Klar ist, das physische Settlement dieser 11,5 Prozent hat noch nicht stattgefunden. Die Lieferung der Aktien werde erst erfolgen, wenn die erforderlichen Genehmigungen vorlägen, teilte Unicredit am Montag mit. Die italienische Bank hatte bereits am 11. September bei der Europäischen Zentralbank (EZB) den Antrag gestellt, eine Beteiligung an der Commerzbank von mehr als 10 Prozent auf bis zu 29,9 Prozent aufzubauen.
Mittelfinger entgegengehalten
In der deutschen Öffentlichkeit kommt das aggressive Vorgehen von Andrea Orcel überwiegend nicht gut an. «Im Grunde tut Herr Orcel also nichts anderes, als der Bundesregierung, der Finanzaufsicht und der Commerzbank den Mittelfinger entgegenzuhalten», schreibt ein aufgebrachter Finanzblog. Andere Kommentatoren sehen das gelassener: Natürlich sei es ein Argument, dass gerade eine Mittelstandsbank wie die Commerzbank «im Kern deutsch» bleiben müsse. «Aber wer die viel beschworene europäische Kapitalmarktunion will, muss auch solche Schritte gehen». kommentiert das Handelsblatt (Abo). «Wir brauchen europäische Champions, keine nationalen.»

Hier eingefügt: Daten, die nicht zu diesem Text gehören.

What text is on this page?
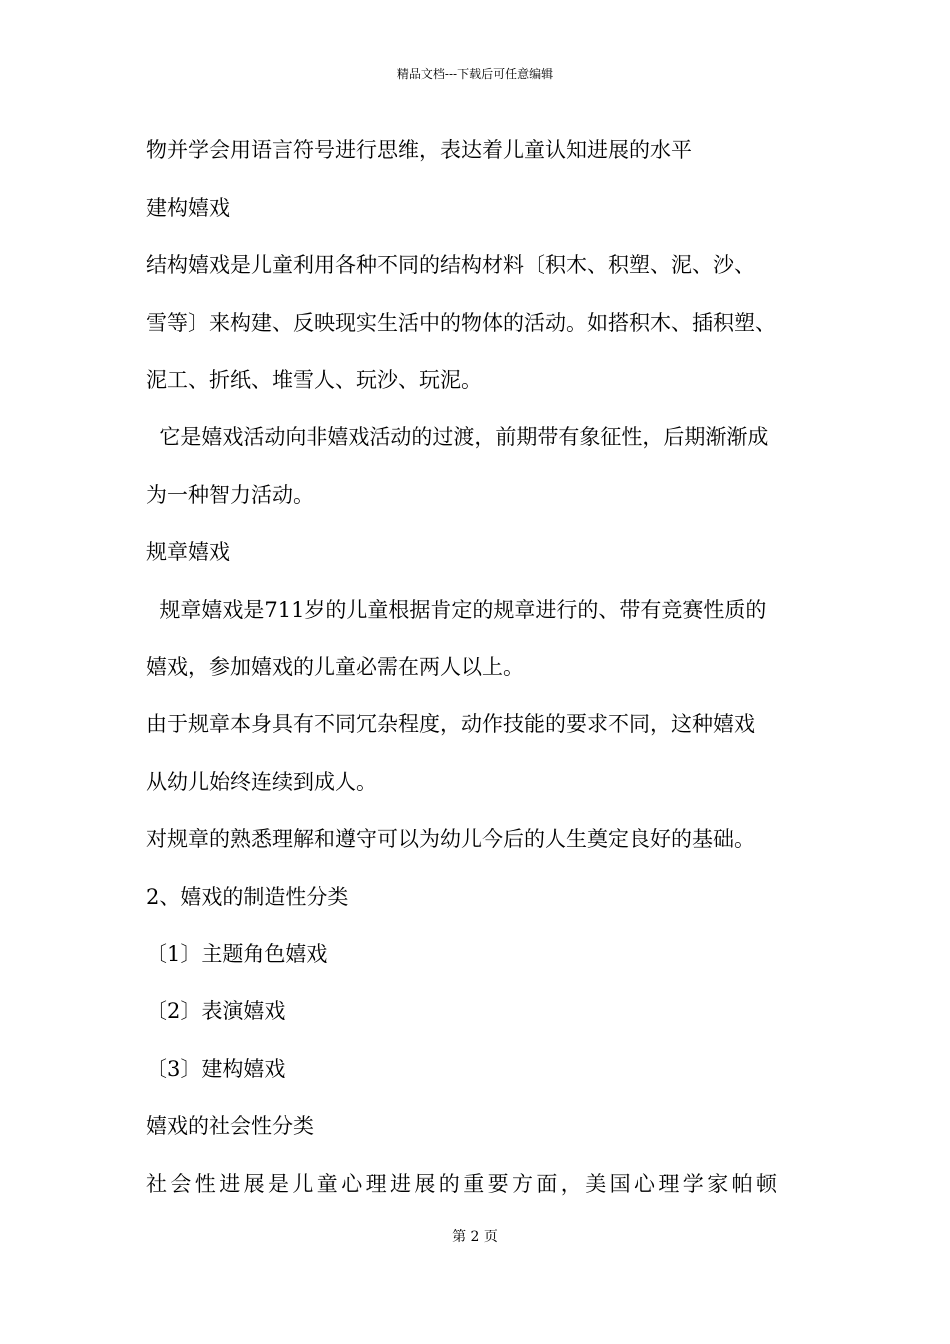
精品文档---下载后可任意编辑
物并学会用语言符号进行思维，表达着儿童认知进展的水平
建构嬉戏
结构嬉戏是儿童利用各种不同的结构材料〔积木、积塑、泥、沙、
雪等〕来构建、反映现实生活中的物体的活动。如搭积木、插积塑、
泥工、折纸、堆雪人、玩沙、玩泥。
它是嬉戏活动向非嬉戏活动的过渡，前期带有象征性，后期渐渐成
为一种智力活动。
规章嬉戏
规章嬉戏是711岁的儿童根据肯定的规章进行的、带有竞赛性质的
嬉戏，参加嬉戏的儿童必需在两人以上。
由于规章本身具有不同冗杂程度，动作技能的要求不同，这种嬉戏
从幼儿始终连续到成人。
对规章的熟悉理解和遵守可以为幼儿今后的人生奠定良好的基础。
2、嬉戏的制造性分类
〔1〕主题角色嬉戏
〔2〕表演嬉戏
〔3〕建构嬉戏
嬉戏的社会性分类
社会性进展是儿童心理进展的重要方面，美国心理学家帕顿
第 2 页
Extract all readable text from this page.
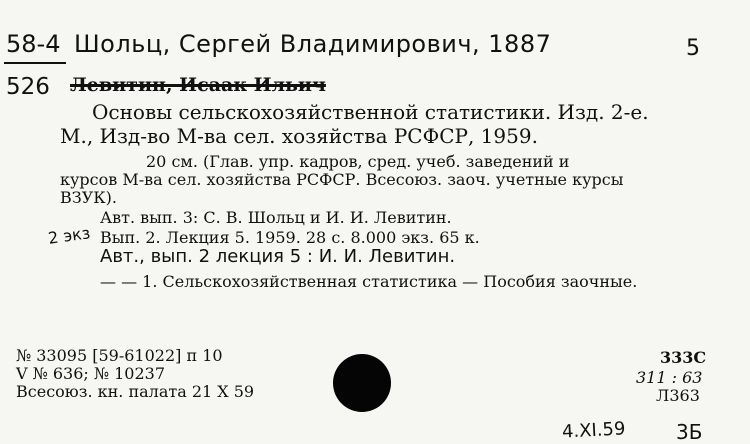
58-4 Шольц, Сергей Владимирович, 1887	5
526 Левитин, Исаак Ильич
Основы сельскохозяйственной статистики. Изд. 2-е.
М., Изд-во М-ва сел. хозяйства РСФСР, 1959.
20 см. (Глав. упр. кадров, сред. учеб. заведений и
курсов М-ва сел. хозяйства РСФСР. Всесоюз. заоч. учетные курсы
ВЗУК).
Авт. вып. 3: С. В. Шольц и И. И. Левитин.
2 экз Вып. 2. Лекция 5. 1959. 28 с. 8.000 экз. 65 к.
Авт., вып. 2 лекция 5 : И. И. Левитин.
— — 1. Сельскохозяйственная статистика — Пособия заочные.
№ 33095 [59-61022] п 10
V № 636; № 10237
Всесоюз. кн. палата 21 X 59
333С
311 : 63
Л363
4.XI.59	3Б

Die Bundesregierung habe sich derweil von der Unicredit vorführen lassen, heisst es weiter im Handelsblatt. Die deutsche Regierung habe keine weiteren Anteile an die Italiener verkaufen wollen. Das habe diese wenig beeindruckt, wie man jetzt sehe. «Offenbar ist der Staat nicht nur ein schlechter Unternehmer, sondern auch ein schlechter Investor», so die Wirtschaftszeitung.

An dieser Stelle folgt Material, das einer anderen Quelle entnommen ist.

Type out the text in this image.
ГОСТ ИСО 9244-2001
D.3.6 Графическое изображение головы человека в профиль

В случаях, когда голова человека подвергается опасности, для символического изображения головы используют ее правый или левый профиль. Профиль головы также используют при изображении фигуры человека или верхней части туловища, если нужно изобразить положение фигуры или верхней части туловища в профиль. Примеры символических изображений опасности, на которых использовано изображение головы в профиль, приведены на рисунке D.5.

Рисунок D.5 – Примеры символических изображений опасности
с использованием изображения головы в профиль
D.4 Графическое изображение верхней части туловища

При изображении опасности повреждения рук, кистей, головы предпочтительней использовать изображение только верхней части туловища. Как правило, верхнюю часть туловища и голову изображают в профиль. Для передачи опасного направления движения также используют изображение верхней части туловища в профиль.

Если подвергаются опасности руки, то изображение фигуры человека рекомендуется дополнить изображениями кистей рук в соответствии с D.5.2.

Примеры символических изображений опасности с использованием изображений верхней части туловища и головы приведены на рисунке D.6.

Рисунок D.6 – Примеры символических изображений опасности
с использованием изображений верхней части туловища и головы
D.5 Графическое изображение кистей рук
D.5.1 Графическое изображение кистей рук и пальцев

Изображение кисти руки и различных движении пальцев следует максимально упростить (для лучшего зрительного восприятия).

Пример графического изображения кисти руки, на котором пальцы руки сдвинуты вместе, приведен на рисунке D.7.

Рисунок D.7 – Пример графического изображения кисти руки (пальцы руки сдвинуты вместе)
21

In der Frankfurter Allgemeinen Zeitung ist der überraschende Deal mit der Commerzbank bereits keine Topmeldung mehr. Die Aufstockung auf 21 Prozent komme «einer Brüskierung der Bundesregierung nahe», schreibt ein Kommentator (Abo). Bundeskanzler Olaf Scholz hat am Montag aus New York verlauten lassen, er werde eine feindliche Übernahme verhindern, was Unicredit ebenfalls ausgeschlossen hat. Für den FAZ-Kommentator scheint die Aufstockung auf knapp unter 30 Prozent kaum noch abwendbar. «Ob sich ein der Commerzbank willkommener ‘weisser Ritter’ findet, der Unicredit aus dem Feld schlägt, ist und bleibt zweifelhaft.»